Und wo sie schon mal dabei sind,
wird auch noch für meine kleine Schwester ein imaginäres Profil
erstellt.
Bei einem kurzen Brainstorming
fallen die Bezeichnungen:
„Klein aber fein“, „Sugar
Brownie“, „Bonsai“ und „in der Kürze liegt die Würze“.

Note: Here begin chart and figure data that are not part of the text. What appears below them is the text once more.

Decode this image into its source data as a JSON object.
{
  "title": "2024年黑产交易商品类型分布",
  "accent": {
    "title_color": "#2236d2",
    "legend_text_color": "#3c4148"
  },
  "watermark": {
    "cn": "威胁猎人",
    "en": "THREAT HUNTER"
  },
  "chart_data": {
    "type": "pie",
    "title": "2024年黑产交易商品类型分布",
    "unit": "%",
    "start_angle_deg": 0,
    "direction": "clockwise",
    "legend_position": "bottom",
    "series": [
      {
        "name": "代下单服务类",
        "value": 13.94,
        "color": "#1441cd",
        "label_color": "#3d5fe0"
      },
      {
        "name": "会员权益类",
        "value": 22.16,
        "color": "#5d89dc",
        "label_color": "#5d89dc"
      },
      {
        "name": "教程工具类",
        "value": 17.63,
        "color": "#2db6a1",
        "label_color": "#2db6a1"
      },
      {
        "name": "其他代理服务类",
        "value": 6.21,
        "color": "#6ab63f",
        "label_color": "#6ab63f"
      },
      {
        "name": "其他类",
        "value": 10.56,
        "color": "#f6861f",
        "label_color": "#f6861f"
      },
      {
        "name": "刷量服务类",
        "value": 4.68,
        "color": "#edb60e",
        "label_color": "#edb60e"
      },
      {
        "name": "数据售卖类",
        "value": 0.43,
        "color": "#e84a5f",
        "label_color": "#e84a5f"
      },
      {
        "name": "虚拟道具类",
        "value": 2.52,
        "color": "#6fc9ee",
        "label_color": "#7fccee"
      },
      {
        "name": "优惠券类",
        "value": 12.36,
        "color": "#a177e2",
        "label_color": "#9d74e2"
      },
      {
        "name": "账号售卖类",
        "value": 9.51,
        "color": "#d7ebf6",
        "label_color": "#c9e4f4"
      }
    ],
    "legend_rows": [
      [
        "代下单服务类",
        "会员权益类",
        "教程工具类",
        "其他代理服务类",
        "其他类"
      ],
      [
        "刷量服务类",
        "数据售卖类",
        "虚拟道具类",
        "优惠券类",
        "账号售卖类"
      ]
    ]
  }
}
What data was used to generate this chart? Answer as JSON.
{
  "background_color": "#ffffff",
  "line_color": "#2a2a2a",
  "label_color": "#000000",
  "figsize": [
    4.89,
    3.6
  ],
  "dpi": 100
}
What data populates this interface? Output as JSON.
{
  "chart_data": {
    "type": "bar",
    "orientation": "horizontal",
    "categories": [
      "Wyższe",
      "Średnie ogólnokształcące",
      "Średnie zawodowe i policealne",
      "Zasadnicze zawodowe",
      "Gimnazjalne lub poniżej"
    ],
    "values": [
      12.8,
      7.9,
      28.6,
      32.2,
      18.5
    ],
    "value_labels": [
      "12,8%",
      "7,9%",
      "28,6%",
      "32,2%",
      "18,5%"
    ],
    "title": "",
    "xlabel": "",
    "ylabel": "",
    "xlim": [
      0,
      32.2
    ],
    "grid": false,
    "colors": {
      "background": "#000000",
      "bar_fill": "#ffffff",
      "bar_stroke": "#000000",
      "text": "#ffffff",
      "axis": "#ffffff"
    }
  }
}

Dass sich die Gören aber auch immer nur auf Äußerlichkeiten
festnageln. Bloß, weil meine kleine Schwester auf Augenhöhe mit
einer Parkuhr das Wachsen aufgehört hat.
Sie hat die Figur und die Haut
einer Neunzehnjährigen und muss immer noch ihren Ausweis vorzeigen,
wenn sie Alkohol kaufen will. Und das, obwohl sie bloß ein Jahr und
zehn Tage jünger ist als ich. Wäre sie zehn Zentimeter größer,
würde Naomi Campbell seit Jahren heulend in einer Ecke sitzen.
Dann kommt ein Profil für
meinen neunzehnjährigen Neffen. Es hört direkt nach dem Nicknamen
„Black Mamba“ auf. Dann liegen alle vor Lachen unter dem Tisch.
Meine Schwester und ich
versuchen die aufsässigen Gören mit Kuchen abzulenken. Das nimmt
hier Wendungen an, dass wir überlegen, noch mal einen Bluttest
vorzunehmen. Das kann doch nicht unsere direkte Verwandtschaft sein?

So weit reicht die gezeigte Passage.